At the University of California at Berkeley he met Margaret Moore whom he had briefly known when both students at College of the Pacific. They married in 1940 and he took a teaching position at Vacaville High School. They lived in Vacaville for about two years before he entered the US Army in 1942. The Army was in desperate need of doctors and because of his science background he had nearly all the prerequisites for medical school. After a brief stint at University of Chicago to get missing physics classes, he was assigned to the dispensary at the Presidio of Monterey. In the dispensary, he worked with Edward Ricketts, a Monterey marine biologist, who was immortalized as “Doc” in John Steinbeck’s novel Cannery Row. In Monterey George and Margaret encountered the bohemian world of the poets, philosophers and artists who circled around Ed Rickets at the Pacific Biological Laboratory on Cannery Row. For most of World War II and to 1947 he attended medical school at the University of California San Francisco.

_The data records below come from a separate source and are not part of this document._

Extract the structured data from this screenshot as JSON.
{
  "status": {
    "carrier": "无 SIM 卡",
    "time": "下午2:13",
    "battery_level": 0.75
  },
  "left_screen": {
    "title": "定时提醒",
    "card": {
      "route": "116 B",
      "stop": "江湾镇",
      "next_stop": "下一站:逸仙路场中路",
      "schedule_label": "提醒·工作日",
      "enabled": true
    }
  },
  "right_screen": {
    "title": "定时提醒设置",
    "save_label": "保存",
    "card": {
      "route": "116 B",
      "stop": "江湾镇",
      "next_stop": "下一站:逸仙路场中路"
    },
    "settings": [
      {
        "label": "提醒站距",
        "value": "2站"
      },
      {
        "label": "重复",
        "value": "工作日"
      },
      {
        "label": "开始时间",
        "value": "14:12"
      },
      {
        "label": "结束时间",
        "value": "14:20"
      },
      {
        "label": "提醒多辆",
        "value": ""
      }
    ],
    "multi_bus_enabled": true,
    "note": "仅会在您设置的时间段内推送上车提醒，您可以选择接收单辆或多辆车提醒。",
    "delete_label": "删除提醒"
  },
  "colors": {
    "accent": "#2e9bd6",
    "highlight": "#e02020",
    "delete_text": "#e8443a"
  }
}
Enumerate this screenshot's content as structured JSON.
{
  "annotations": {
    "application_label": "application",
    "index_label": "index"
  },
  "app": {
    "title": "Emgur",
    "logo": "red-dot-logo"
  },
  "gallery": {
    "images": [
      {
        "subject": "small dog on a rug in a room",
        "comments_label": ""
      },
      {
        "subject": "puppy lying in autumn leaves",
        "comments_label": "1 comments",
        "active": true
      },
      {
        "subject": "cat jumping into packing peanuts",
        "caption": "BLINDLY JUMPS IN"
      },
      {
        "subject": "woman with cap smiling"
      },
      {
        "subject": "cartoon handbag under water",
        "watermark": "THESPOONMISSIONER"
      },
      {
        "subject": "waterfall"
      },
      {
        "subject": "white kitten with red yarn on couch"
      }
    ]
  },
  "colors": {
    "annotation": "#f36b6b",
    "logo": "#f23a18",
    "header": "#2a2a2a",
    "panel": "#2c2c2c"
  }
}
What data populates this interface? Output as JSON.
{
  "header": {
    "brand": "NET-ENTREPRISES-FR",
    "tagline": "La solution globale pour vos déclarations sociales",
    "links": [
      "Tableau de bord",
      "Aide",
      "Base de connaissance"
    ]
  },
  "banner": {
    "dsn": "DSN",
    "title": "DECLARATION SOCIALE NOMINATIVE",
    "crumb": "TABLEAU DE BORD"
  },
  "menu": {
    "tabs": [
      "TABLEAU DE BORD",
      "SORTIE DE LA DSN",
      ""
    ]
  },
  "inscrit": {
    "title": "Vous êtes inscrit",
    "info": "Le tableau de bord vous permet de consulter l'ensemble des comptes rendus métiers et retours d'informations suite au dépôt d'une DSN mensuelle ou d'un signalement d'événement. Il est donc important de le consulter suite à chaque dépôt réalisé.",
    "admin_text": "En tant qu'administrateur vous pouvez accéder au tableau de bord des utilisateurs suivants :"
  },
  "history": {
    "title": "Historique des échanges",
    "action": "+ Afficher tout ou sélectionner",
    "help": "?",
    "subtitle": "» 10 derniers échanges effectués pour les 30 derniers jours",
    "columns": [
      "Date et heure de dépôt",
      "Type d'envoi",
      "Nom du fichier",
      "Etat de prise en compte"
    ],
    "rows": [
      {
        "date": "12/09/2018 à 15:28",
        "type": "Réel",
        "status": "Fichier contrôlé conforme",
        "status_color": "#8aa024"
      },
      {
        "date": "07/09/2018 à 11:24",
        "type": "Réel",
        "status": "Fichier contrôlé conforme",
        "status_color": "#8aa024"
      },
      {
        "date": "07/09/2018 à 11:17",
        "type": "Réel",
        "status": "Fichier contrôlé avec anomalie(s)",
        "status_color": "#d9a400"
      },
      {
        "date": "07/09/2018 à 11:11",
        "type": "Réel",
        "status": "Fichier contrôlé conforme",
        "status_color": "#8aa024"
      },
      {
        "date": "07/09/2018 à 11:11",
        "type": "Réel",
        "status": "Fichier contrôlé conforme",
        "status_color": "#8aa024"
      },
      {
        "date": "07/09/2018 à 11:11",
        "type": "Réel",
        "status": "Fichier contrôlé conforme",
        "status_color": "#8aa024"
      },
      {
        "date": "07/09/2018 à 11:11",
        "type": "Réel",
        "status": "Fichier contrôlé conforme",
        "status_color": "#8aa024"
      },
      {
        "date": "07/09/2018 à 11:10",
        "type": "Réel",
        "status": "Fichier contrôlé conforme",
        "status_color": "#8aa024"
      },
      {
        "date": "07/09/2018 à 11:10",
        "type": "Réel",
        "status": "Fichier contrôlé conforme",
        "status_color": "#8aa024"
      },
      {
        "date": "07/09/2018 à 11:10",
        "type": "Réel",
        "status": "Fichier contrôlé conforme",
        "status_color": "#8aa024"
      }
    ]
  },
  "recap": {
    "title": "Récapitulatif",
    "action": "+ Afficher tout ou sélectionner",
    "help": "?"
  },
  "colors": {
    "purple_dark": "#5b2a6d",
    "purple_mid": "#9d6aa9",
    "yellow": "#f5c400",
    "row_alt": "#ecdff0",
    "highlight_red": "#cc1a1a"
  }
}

Released from the Army after medical school, he took a position as the school physician for Santa Ana City Schools in Southern California. In September of 1950 the Fortieth Division of the California National Guard was called to serve in the Korean Conflict. After initial marshaling at Camp Cooke in Southern California the troops of the Fortieth Division embarked from Oakland and San Francisco for further training in Japan. For nine months from March of 1951 to December of that year he was the Surgeon for the 578th Combat Engineering Battalion at Camp Matsushima near Ishinomaki, Japan. The Division shipped out to Korea in early January of 1952. After some months near the front lines in Korea he broke his ankle and was evacuated to a military hospital in Osaka, Japan.
After his Army service George and his family, now with two children, Alan (1949) and Ann (1951), returned to Southern California. After some years again with the Santa Ana City Schools he began a Psychiatric Residency at the Norwalk State Hospital. In 1960 he took a position at Sonoma State Hospital in Sonoma County. He eventually became Superintendent and Medical Director of the Hospital. He died of a heart attack in February of 1974 at the age of 62.
During his time in Japan he developed a deep appreciation for all things Japanese. He collected pottery and prints while in Japan and after moving to Northern California developed a large Japanese garden in his home with a small tea house / art studio and grew and tended over 200 bonsai trees.